Viola Desmond: The original Ivany Report champion | News | Halifax, Nova Scotia | THE COAST

Viola Desmond: The original Ivany Report champion

Civil rights icon, and tireless entrepreneur.

Viola Desmond: The original Ivany Report champion
A smart, fearless entrepreneur, Viola Desmond was everything the Ivany Report calls for.

They really couldn’t have planned it any better.

A year ago, the Ivany Commission issued its report, calling for three “critical areas of change” to help turn around the Nova Scotia economy: more community and business leaders; more people staying in the province; and more innovative, value-added businesses.

Then, as if by some feat of bureaucratic artistry, the province announced that our inaugural new February holiday would honour someone who epitomizes the kind of person the Ivany Report seems to champion: none other than civil rights icon Viola Desmond.

By now, if you’re alive in Nova Scotia, you’ve heard the name Viola Desmond. If you’ve been paying attention, you know the story. The one where Desmond, in a fateful moment in a New Glasgow theatre, decided to defy Nova Scotia’s segregationist culture by insisting on her right to sit in the floor seats. It’s the story where she suffered a night in jail, a guilty verdict for tax evasion and years of court appeals and stress as a result. The one where she unwittingly became Canada’s Rosa Parks, nine years before Rosa Parks took her stand by staying seated on a Montgomery bus.

But there’s another aspect of Desmond’s story that you should also know, especially in these post-Ivany times. Viola Desmond was a smart, fearless entrepreneur and a role model for everything the Ivany Report says we need.

Long before Fred Connors was a glimmer in his mother’s eye, Desmond was building a beauty empire in Halifax. By the time she was 32 years old, Desmond had opened Halifax’s first beauty shop catering to black clientele (The Desmond Studio of Beauty Culture on Gottingen, near Uniacke Street). She had also started a school training future beauticians from all over the Maritimes, and created a line of beauty products which she distributed throughout Nova Scotia (sometimes, presumably, through her former students).

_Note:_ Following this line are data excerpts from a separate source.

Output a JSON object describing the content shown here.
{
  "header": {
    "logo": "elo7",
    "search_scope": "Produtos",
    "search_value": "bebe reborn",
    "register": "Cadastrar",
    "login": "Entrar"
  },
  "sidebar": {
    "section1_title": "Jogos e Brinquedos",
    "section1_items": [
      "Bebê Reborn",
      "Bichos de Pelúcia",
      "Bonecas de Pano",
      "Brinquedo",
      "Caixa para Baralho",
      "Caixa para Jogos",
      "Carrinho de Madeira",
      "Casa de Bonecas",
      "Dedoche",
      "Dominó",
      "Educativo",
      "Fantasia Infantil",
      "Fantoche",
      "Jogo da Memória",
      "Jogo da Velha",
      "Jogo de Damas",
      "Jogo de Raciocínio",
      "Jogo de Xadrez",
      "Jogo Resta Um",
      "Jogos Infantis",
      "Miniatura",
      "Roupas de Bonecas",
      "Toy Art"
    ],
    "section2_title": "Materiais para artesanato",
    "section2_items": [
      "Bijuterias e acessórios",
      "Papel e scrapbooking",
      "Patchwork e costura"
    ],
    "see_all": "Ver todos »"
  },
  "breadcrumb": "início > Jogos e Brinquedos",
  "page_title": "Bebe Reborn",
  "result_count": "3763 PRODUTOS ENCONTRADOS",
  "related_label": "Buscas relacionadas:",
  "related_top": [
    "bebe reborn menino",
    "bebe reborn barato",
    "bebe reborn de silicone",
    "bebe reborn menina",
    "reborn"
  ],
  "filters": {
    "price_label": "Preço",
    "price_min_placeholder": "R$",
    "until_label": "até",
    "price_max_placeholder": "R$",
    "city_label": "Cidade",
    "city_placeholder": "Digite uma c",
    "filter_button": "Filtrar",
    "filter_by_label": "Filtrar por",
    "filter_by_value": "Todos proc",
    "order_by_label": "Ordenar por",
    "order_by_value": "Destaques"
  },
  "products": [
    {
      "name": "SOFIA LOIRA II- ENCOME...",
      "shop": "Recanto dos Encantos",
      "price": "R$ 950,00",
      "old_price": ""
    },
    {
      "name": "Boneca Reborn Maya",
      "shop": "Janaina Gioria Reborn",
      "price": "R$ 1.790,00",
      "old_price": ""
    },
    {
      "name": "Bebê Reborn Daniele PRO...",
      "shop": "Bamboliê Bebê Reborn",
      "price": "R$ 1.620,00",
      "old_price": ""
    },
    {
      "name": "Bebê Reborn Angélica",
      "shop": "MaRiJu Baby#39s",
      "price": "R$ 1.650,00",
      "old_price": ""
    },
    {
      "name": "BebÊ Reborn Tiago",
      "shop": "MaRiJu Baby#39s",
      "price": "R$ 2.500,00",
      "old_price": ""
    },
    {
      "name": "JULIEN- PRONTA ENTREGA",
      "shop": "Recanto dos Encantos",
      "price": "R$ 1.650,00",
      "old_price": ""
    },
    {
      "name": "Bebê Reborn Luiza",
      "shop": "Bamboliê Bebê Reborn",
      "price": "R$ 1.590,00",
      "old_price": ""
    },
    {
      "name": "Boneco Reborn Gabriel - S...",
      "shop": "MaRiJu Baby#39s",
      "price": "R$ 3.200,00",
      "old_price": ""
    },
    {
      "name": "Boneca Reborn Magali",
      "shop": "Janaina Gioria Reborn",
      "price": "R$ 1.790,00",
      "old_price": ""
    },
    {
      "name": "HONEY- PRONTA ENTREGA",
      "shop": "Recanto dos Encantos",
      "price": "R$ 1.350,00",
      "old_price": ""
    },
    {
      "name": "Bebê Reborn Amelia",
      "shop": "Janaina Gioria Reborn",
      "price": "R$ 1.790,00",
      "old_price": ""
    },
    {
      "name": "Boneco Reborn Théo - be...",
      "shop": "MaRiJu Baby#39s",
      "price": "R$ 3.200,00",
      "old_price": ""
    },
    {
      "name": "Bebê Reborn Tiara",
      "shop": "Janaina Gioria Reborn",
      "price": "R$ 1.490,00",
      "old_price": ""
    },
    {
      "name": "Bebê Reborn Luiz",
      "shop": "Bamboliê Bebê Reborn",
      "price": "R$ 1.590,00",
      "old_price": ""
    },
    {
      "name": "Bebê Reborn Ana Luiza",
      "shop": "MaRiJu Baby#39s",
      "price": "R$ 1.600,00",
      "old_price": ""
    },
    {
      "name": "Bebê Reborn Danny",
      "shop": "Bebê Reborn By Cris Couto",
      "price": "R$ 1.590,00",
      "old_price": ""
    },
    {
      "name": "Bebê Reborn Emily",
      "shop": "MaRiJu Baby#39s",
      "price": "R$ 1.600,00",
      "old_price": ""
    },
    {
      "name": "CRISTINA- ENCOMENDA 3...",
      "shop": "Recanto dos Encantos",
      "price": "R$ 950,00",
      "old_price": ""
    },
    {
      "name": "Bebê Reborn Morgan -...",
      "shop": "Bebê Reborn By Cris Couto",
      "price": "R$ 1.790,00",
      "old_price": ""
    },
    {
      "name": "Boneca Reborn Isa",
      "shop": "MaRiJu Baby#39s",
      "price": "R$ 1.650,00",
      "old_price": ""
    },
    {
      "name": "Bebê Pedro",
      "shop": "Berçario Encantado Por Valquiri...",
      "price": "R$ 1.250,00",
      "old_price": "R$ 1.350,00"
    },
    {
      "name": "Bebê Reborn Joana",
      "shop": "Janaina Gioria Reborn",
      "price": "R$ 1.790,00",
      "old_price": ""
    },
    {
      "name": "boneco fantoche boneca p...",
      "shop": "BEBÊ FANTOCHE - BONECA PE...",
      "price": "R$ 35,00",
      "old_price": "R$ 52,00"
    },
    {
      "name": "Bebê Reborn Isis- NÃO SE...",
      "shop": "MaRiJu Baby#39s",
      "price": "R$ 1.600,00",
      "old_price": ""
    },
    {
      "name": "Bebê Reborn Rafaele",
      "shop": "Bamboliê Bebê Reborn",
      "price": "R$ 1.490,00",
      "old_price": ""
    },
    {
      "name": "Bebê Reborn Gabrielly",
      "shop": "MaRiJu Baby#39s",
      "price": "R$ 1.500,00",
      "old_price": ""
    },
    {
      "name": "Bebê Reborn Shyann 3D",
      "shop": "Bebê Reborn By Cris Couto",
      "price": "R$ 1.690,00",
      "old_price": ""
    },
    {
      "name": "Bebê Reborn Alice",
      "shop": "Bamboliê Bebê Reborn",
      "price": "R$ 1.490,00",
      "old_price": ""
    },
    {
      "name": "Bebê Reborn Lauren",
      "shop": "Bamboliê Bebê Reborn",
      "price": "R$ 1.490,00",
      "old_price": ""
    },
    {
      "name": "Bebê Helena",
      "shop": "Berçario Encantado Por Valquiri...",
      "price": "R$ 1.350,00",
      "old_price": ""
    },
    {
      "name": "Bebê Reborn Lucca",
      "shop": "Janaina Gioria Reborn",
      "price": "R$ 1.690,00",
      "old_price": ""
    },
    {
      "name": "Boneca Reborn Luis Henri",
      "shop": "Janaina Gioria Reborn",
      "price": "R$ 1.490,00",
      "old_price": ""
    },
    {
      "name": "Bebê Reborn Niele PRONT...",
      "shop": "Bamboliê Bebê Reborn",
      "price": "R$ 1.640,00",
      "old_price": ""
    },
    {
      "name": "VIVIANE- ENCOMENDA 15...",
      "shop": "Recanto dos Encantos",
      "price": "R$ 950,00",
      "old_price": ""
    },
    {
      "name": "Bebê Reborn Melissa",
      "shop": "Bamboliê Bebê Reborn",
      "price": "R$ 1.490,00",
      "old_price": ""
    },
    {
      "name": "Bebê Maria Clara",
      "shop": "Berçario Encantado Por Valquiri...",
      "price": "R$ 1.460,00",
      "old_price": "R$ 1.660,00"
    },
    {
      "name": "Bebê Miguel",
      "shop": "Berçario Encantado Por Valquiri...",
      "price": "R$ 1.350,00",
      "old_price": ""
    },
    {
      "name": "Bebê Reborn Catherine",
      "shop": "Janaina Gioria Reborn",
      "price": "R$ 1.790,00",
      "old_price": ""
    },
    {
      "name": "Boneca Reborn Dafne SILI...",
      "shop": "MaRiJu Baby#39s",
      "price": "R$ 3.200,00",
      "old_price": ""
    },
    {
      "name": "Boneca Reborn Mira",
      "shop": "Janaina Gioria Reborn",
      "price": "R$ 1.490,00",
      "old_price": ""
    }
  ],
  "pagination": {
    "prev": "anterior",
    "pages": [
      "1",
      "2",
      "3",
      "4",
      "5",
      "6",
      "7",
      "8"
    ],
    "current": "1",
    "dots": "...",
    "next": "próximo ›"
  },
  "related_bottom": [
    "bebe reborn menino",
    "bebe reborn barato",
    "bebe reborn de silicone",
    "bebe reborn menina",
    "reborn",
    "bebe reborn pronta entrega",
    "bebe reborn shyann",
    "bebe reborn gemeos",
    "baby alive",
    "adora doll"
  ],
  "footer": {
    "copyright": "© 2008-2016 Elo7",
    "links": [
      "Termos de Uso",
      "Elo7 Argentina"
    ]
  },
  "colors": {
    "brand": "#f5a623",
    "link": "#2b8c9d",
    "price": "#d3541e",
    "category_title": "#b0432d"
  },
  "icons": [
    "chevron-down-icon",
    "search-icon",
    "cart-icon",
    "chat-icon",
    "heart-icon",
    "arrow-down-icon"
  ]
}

The woman was not just a business and community leader, she was a trailblazer. Before Desmond, there was barely any place a black woman could get her hair done in Halifax. “I was refused several times,” says Desmond’s younger sister, Wanda Robson. “It was humiliating.”

“She was a role model for change,” says Leslie Oliver, former president of the Black Cultural Centre and Desmond’s nephew by marriage. “She was taking young women who otherwise would have been gearing up to do domestic work, and she was teaching them to run their own businesses, and to provide a service that the community needed.”

By just going about her business, Desmond set practical examples that defied the gender and racial stereotypes of the day. Remember the part of the story where she’s in a New Glasgow theatre? She got there in her own car, on her way to Sydney to distribute her own products.

“At that time black women didn’t own cars,” says Robson. “That was a unique experience in itself, for a woman and a black woman.”

In addition to strong leadership like Desmond’s, the Ivany Report also called for more innovative, value-added enterprises in Nova Scotia.

It’s likely Desmond never used the term, but value-added was the crux of her business. She imported hair and made wigs and “chignons.” She imported powders and mixed her own custom colour blends. And she packaged everything meticulously in her own Sepia Beauty Products line.

“She would read about what was going on in the beauty business and then she would say, ‘Well, we could do this for our people,’” says Dobson. “Her mind seemed to be always working.”

Perhaps the biggest thing the Ivany Report shines a light on is our lack of ability to keep people here. This is a tricky one when it comes to Desmond, because ultimately she left. In 1950, with health and personal problems mounting (perhaps exacerbated by the stress and disappointment of the Roseland Theatre incident), she left Halifax to start a new career, winding up in New York running her own talent agency.

But for most of her life (she died young, at 50) Desmond was actively staying in Nova Scotia—against the tide.

A shocking 12 out of 15 siblings in Desmond’s family left the province. The Roseland Theatre incident had uncovered just the tip of the iceberg of Nova Scotia’s Jim Crow culture. Desmond and her sister had an earlier taste of it when they were denied teacher training because they were black. Instead, she and her sister self-taught and passed the certification exam on their own.

Despite all this, Desmond stayed committed to Halifax, to growing her business and to helping train young women to follow in her footsteps. Because of her brave stand in the Roseland Theatre, Viola Desmond will be forever compared to Rosa Parks. But she is closer in spirit to Madam CJ Walker, a fellow black beauty entrepreneur and America’s first female millionaire, whose story inspired Desmond to launch into business in the first place.

Viola Desmond was ambitious, hardworking, community-minded and smart as a whip. She was an entrepreneur who ultimately saw more opportunity in Nova Scotia than she saw otherwise, which is exactly the sort of attitude the good folks at the Ivany Commission are hoping we can all muster.